Así, la mañana ha besado París hará unas horas, la
noche ya ha terminado. Ernest no ha podido descansar esta noche: se ha
mantenido con su gato y sus ojos abiertos, esperando a que la puertecita suene.
Los jóvenes han dormido hasta tarde. Han intentado moverle de su sitio y han terminado
bajándole el desayuno.
Sorprendidos, unos policías, han pasado frente a las
montañas de libros y han llamado a la puerta para preguntar. Como en estado
catatónico, Ernest ha tardado en contestar. Lo ha hecho con una mano, con un
gesto gentil para indicar que podían llevárselo.
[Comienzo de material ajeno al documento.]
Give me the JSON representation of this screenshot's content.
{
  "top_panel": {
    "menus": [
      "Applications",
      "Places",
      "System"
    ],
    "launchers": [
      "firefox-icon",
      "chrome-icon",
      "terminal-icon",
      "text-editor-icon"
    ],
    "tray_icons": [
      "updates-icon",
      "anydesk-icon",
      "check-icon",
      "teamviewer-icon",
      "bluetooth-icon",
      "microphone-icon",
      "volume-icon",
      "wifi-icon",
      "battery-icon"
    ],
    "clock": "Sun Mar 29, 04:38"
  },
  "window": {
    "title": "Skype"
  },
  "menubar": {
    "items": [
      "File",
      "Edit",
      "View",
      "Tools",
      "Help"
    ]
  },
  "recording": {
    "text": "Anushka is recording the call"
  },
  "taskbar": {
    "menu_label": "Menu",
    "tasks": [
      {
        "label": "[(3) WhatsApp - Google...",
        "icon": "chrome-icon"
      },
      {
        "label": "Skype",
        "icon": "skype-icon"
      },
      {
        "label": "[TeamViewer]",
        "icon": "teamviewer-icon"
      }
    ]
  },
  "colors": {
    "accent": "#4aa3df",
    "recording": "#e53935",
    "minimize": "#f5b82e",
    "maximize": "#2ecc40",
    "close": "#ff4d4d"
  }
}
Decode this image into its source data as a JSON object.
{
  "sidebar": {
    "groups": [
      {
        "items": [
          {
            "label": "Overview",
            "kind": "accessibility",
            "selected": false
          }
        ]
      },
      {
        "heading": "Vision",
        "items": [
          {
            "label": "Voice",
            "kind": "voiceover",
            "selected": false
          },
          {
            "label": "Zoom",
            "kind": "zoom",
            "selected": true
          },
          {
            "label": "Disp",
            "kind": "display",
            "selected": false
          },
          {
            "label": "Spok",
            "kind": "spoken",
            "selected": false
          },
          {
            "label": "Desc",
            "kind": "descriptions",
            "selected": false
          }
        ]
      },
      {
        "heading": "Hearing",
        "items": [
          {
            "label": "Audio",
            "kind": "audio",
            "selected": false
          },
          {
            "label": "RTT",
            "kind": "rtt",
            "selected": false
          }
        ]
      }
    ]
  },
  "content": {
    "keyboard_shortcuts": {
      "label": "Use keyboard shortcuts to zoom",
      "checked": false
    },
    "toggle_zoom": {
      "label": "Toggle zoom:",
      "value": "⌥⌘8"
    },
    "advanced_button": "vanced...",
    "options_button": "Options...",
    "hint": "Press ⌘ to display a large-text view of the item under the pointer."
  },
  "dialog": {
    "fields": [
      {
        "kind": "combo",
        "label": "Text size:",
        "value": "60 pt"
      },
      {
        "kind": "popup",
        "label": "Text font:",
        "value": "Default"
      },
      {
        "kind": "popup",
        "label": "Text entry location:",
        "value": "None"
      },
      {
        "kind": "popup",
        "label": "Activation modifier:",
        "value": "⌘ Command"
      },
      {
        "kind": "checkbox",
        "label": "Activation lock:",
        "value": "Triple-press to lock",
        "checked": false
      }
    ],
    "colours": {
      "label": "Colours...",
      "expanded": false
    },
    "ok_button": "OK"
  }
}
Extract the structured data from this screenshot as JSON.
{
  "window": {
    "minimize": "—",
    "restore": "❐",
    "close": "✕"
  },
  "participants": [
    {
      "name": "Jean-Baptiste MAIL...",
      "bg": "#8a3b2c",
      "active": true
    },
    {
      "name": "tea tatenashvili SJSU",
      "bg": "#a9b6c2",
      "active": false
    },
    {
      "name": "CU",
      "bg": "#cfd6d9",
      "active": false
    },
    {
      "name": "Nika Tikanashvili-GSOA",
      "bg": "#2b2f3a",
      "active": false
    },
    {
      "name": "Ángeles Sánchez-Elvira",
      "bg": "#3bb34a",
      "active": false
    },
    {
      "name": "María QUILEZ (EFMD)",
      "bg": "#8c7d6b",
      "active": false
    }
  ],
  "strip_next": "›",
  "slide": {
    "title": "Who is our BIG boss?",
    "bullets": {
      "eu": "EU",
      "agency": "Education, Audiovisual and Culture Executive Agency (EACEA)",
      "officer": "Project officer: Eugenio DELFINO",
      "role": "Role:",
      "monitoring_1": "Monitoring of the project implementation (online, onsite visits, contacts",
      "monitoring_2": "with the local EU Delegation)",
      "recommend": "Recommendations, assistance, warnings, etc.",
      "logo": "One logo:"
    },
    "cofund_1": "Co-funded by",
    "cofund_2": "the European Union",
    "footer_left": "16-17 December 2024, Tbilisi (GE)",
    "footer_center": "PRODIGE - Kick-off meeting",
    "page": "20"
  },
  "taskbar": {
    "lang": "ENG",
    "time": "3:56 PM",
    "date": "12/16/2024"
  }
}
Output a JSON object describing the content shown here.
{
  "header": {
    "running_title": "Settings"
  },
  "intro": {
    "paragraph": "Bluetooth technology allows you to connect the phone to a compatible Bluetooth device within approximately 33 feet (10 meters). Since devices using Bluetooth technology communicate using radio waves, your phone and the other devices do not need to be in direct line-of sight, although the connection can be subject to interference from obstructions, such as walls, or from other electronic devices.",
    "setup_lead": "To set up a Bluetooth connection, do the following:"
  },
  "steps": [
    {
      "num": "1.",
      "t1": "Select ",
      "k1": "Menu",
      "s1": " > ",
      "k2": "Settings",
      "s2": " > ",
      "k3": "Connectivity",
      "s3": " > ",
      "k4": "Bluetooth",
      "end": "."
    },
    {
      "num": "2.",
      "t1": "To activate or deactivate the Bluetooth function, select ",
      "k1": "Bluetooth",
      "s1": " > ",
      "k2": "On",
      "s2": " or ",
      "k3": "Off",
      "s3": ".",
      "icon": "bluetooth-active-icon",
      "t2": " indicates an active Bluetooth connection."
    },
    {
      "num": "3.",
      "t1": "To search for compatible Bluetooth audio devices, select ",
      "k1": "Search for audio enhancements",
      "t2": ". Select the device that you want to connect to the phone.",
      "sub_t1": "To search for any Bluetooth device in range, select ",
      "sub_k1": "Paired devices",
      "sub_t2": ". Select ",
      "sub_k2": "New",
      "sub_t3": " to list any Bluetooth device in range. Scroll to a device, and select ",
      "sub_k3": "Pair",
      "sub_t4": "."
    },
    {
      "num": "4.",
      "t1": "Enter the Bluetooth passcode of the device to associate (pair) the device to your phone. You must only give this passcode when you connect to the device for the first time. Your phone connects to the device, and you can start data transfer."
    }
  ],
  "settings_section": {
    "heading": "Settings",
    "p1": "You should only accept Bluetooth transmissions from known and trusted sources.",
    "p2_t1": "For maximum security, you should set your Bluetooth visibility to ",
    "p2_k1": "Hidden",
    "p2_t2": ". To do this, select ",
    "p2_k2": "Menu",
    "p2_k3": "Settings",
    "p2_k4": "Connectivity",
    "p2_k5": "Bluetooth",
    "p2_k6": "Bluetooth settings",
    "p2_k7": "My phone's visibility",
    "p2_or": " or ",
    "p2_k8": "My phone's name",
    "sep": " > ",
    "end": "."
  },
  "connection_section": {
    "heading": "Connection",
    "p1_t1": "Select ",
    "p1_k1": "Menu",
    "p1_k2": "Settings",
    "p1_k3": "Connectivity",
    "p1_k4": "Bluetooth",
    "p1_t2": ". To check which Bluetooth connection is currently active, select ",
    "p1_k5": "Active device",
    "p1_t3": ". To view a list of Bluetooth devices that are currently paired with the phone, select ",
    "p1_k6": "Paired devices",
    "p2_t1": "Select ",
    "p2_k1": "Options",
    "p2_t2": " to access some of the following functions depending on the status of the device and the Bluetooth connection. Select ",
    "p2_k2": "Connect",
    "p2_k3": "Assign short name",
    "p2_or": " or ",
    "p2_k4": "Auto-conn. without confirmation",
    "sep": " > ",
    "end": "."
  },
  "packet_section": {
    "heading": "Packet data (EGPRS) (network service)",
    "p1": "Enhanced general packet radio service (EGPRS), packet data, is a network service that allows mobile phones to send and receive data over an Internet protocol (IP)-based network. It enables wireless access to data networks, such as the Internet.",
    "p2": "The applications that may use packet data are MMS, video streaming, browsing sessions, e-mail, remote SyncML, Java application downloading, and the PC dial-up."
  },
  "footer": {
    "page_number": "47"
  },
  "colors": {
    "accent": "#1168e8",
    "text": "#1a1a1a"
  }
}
Y allí estará hoy, y
mañana, y al siguiente.
Allí quedará el viejo librero,
viendo cómo la gente se atreve a cazar un libro, esperando que
les ayude hacerlo, cuando por fin vuelvan a las calles. Esperará a la joven Lala,
analógico como él solo es. Acariciará a la gata y descansará, por fin, cuando
el último libro se esfume de delante de su tienda.
No habrá una llamada que le explique dónde está Lala,
la jovencita que ha trabajado con él estos últimos tres años.
Pero allí quedará él, con sus estanterías vacías.
Pero allí quedará él, con sus estanterías vacías.
Ernest es un hombre mayor, alguien que, por desgracia, ha visto esto antes. Y ha leído mucho, el curioso librero. Por esa razón no deja que la barbarie borre todo lo que de la bondad del hombre ha conocido. La noche pasada él atentó contra el horror, dando al mundo y a quien lo necesite, cobijo en un libro.